The e-book revolution continues as more and more books long out of print come on line. There's a long list of titles tucked in the back of my brain, of books I want to read but never found a copy of. Usually it's because they're out of print. Problem is, that list is old and rarely consulted. I need something to trigger it. So I have to wait for some random event to remind me I'm supposed to be keeping an eye open for a title and then look to see if it's available at some reasonable price. That little mental "ping" I'm listening for went off twice in the last month.
The first time was for James Stoddard's The High House. I've been curious about this one since Howard Andrew Jones wrote about it this past summer. Tooling around the net looking for other people's comments on Joy Chant's Red Moon and Black Mountain I came across Stoddard's site and saw The High House (and its sequel The False House) was now out as an e-book. So I bought it. Haven't started it yet, but am very curious.
The other e-book I snagged is MAR Barker's The Man of Gold. The prompt for this one came when I was reading some stuff about James Maliszewski's Empire of the Petal Throne magazine, The Excellent Travelling Volume. I've always been curious about EofPT. Even though most reviews of the book emphasize it's kind of dull, they all point out, it's a great introduction to the mad inventiveness of Tékumel. So I bought it. At $5.99 it's a really "Why not?" situation.
The last book is different. By the recently retired Librarian of Congress, James H. Billington, it's The Icon and the Axe: An Interpretative History of Russian Culture. With an eye more to cultural history, it looks at Russia from the founding of Kiev, Moscow's ascendancy, and finally to the Revolution and the Soviet Union. Published in 1970, I expect it will feel a little truncated today.

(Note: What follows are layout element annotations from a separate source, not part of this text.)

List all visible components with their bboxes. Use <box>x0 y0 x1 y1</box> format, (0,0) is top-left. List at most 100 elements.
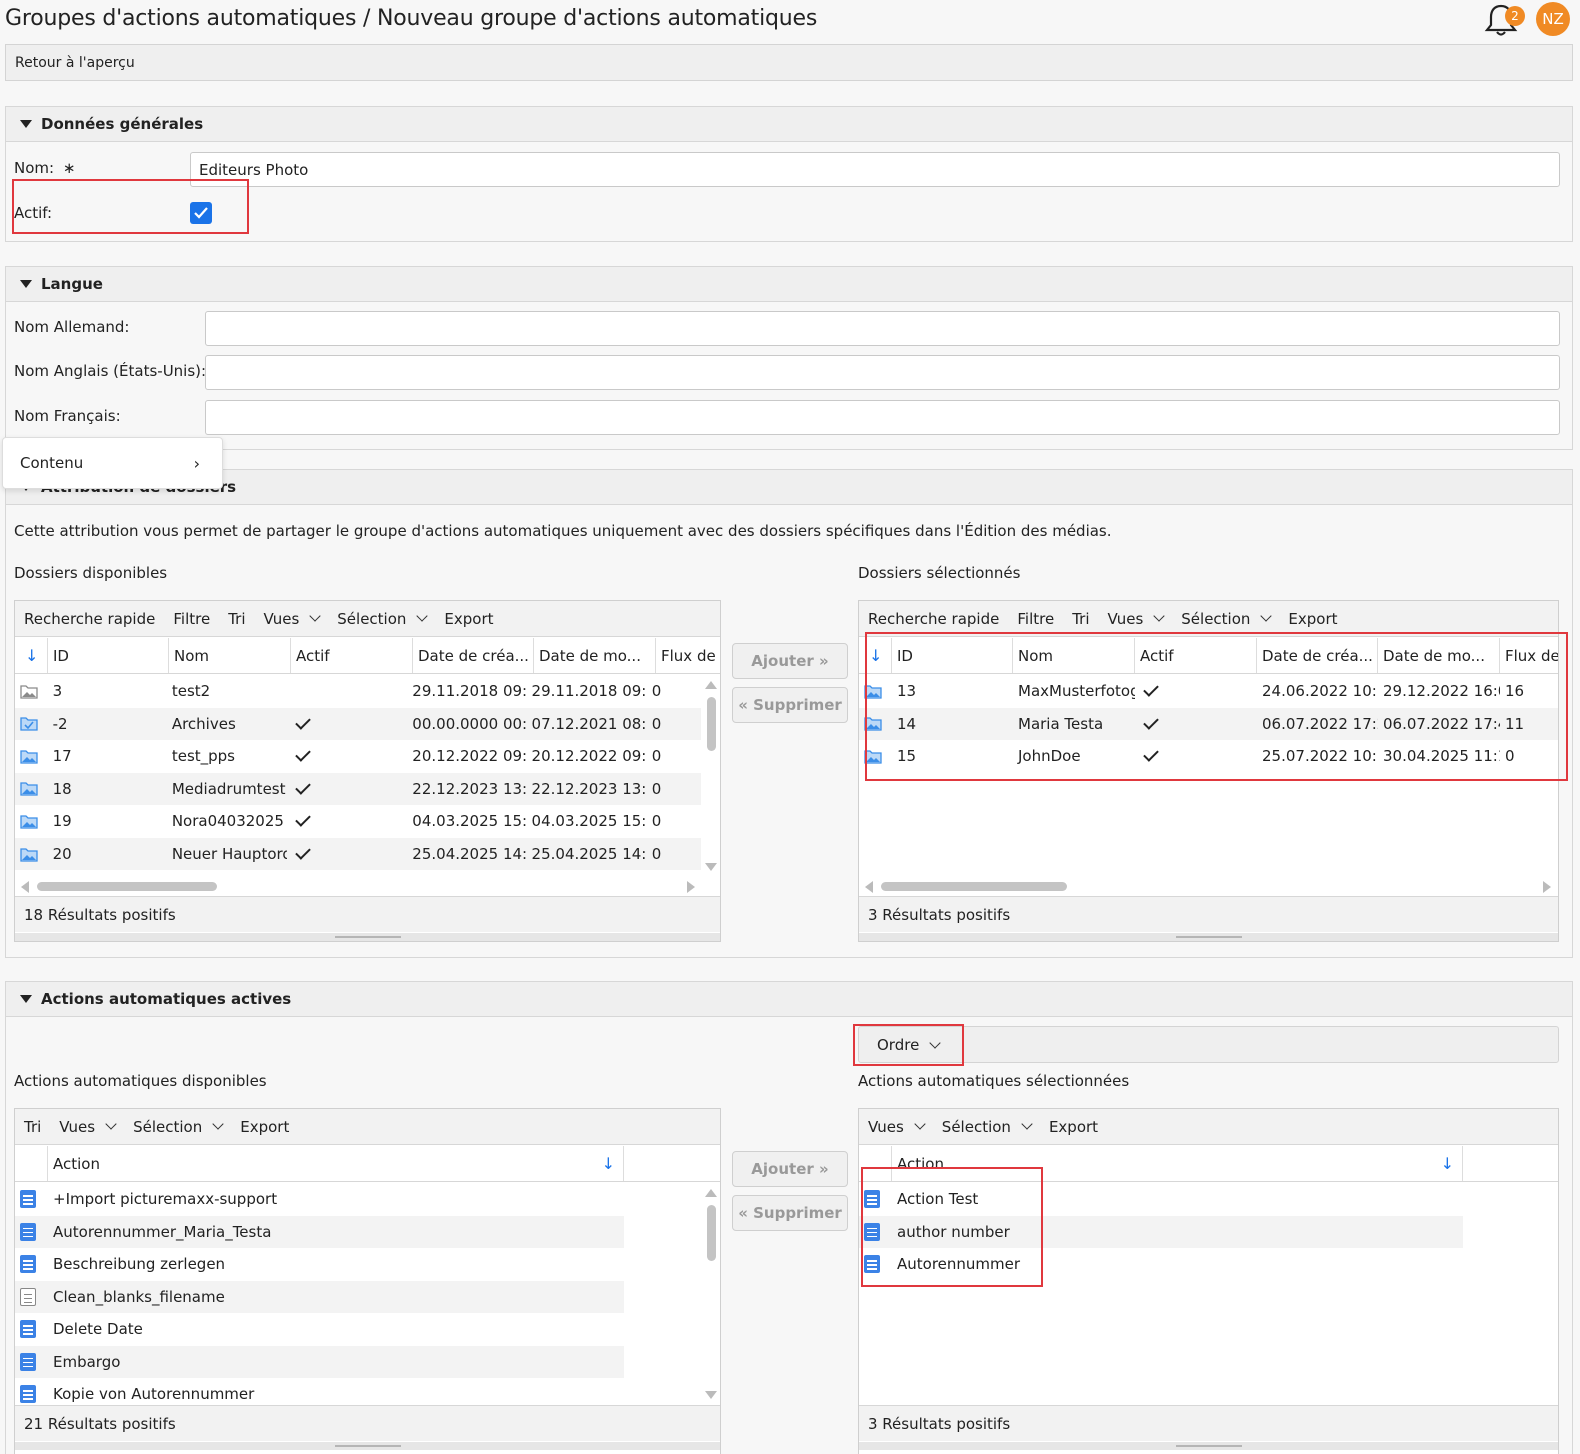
header-extra <box>1463 1146 1558 1181</box>
list-item[interactable]: +Import picturemaxx-support <box>15 1183 624 1215</box>
add-action-button[interactable]: Ajouter » <box>732 1151 848 1187</box>
scroll-thumb[interactable] <box>37 882 217 891</box>
col-id[interactable]: ID <box>48 638 169 673</box>
grid-footer: 18 Résultats positifs <box>15 896 720 932</box>
table-row[interactable]: 18 Mediadrumtest 22.12.2023 13:3 22.12.2023… <box>15 772 701 805</box>
vertical-scrollbar[interactable] <box>705 1187 717 1403</box>
col-flow[interactable]: Flux de t <box>656 638 720 673</box>
scroll-thumb[interactable] <box>707 1205 716 1261</box>
general-section-header[interactable]: Données générales <box>5 106 1573 142</box>
chevron-right-icon: › <box>193 453 200 473</box>
language-section-header[interactable]: Langue <box>5 266 1573 302</box>
cell-active <box>287 675 407 707</box>
remove-folder-button[interactable]: « Supprimer <box>732 687 848 723</box>
action-blue-icon <box>20 1385 36 1403</box>
col-name[interactable]: Nom <box>169 638 291 673</box>
available-actions-grid: Tri Vues Sélection Export Action ↓ +Impo… <box>14 1108 721 1454</box>
german-name-label: Nom Allemand: <box>14 318 130 336</box>
views-dropdown[interactable]: Vues <box>1107 610 1165 628</box>
cell-created: 00.00.0000 00:0 <box>412 714 527 733</box>
cell-id: 18 <box>52 779 72 798</box>
result-count: 18 Résultats positifs <box>24 905 176 924</box>
action-blue-icon <box>20 1320 36 1338</box>
selection-dropdown[interactable]: Sélection <box>942 1118 1033 1136</box>
list-item[interactable]: Autorennummer_Maria_Testa <box>15 1215 624 1248</box>
name-field[interactable]: Editeurs Photo <box>190 152 1560 187</box>
cell-created: 25.04.2025 14:0 <box>412 845 527 863</box>
list-item[interactable]: Clean_blanks_filename <box>15 1280 624 1313</box>
table-row[interactable]: 20 Neuer Hauptordı 25.04.2025 14:0 25.04.20… <box>15 838 701 870</box>
cell-modified: 04.03.2025 15:5 <box>531 812 647 831</box>
col-created[interactable]: Date de créa... <box>413 638 534 673</box>
col-active[interactable]: Actif <box>291 638 413 673</box>
grid-header-row: ↓ ID Nom Actif Date de créa... Date de m… <box>15 638 720 674</box>
export-button[interactable]: Export <box>1049 1118 1098 1136</box>
quick-search-button[interactable]: Recherche rapide <box>24 610 155 628</box>
add-folder-button[interactable]: Ajouter » <box>732 643 848 679</box>
scroll-left-icon <box>21 881 29 893</box>
cell-name: test_pps <box>171 747 235 766</box>
table-row[interactable]: 17 test_pps 20.12.2022 09:4 20.12.2022 09:4… <box>15 740 701 772</box>
checkmark-icon <box>295 779 311 795</box>
views-label: Vues <box>263 609 300 628</box>
back-to-overview-link[interactable]: Retour à l'aperçu <box>15 55 135 71</box>
export-button[interactable]: Export <box>240 1118 289 1136</box>
user-avatar[interactable]: NZ <box>1536 2 1570 36</box>
german-name-field[interactable] <box>205 311 1560 346</box>
scroll-thumb[interactable] <box>881 882 1067 891</box>
actions-section-header[interactable]: Actions automatiques actives <box>5 981 1573 1017</box>
grid-footer: 3 Résultats positifs <box>859 896 1558 932</box>
cell-id: -2 <box>52 714 68 733</box>
sort-button[interactable]: Tri <box>1072 610 1089 628</box>
quick-search-button[interactable]: Recherche rapide <box>868 610 999 628</box>
context-menu-content[interactable]: Contenu › <box>2 437 223 489</box>
filter-button[interactable]: Filtre <box>1017 610 1054 628</box>
cell-action-name: Delete Date <box>53 1320 143 1338</box>
remove-action-button[interactable]: « Supprimer <box>732 1195 848 1231</box>
table-row[interactable]: 3 test2 29.11.2018 09:2 29.11.2018 09:3 0 <box>15 675 701 707</box>
list-item[interactable]: Embargo <box>15 1345 624 1378</box>
sort-arrow-down-icon[interactable]: ↓ <box>15 638 48 673</box>
cell-active <box>287 708 407 740</box>
col-modified[interactable]: Date de mo... <box>534 638 656 673</box>
name-label-text: Nom: <box>14 159 55 177</box>
views-dropdown[interactable]: Vues <box>263 609 321 628</box>
resize-handle[interactable] <box>15 1442 720 1450</box>
resize-handle[interactable] <box>15 933 720 941</box>
table-row[interactable]: -2 Archives 00.00.0000 00:0 07.12.2021 08:1… <box>15 707 701 740</box>
vertical-scrollbar[interactable] <box>705 677 717 877</box>
chevron-down-icon <box>1021 1118 1033 1130</box>
horizontal-scrollbar[interactable] <box>15 877 720 895</box>
horizontal-scrollbar[interactable] <box>859 877 1558 895</box>
sort-button[interactable]: Tri <box>24 1118 41 1136</box>
export-button[interactable]: Export <box>444 610 493 628</box>
folders-description: Cette attribution vous permet de partage… <box>14 522 1112 540</box>
cell-name: test2 <box>171 682 211 700</box>
english-name-field[interactable] <box>205 355 1560 390</box>
list-item[interactable]: Delete Date <box>15 1313 624 1345</box>
table-row[interactable]: 19 Nora04032025 04.03.2025 15:5 04.03.2025 … <box>15 805 701 837</box>
resize-handle[interactable] <box>859 933 1558 941</box>
col-action[interactable]: Action ↓ <box>48 1146 624 1181</box>
selection-dropdown[interactable]: Sélection <box>1181 610 1273 628</box>
folder-image-icon <box>20 815 38 829</box>
cell-action-name: Embargo <box>53 1352 121 1371</box>
views-dropdown[interactable]: Vues <box>868 1118 926 1136</box>
french-name-field[interactable] <box>205 400 1560 435</box>
export-button[interactable]: Export <box>1288 610 1337 628</box>
checkmark-icon <box>295 746 311 762</box>
selection-dropdown[interactable]: Sélection <box>133 1118 224 1136</box>
cell-active <box>287 805 407 837</box>
scroll-thumb[interactable] <box>707 697 716 751</box>
scroll-down-icon <box>705 1391 717 1399</box>
cell-flow: 0 <box>651 714 662 733</box>
french-name-label: Nom Français: <box>14 407 121 425</box>
folders-section-header[interactable]: Attribution de dossiers <box>5 469 1573 505</box>
resize-handle[interactable] <box>859 1442 1558 1450</box>
list-item[interactable]: Beschreibung zerlegen <box>15 1248 624 1280</box>
selection-dropdown[interactable]: Sélection <box>337 610 429 628</box>
collapse-triangle-icon <box>20 995 32 1003</box>
views-dropdown[interactable]: Vues <box>59 1118 117 1136</box>
sort-button[interactable]: Tri <box>228 610 245 628</box>
filter-button[interactable]: Filtre <box>173 610 210 628</box>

This was referenced in one of the laudatory reviews I've read of the recent novel, Laurus by the Russian author Eugene Vodolazkin. It's about a Russian holy man in the Middle Ages and sounds great, but I think I'll benefit from a better grounding in the period before reading it.
I've read the long sample of Billington's book offered by Amazon and loved it, so I think I might get to this book sooner as opposed to later.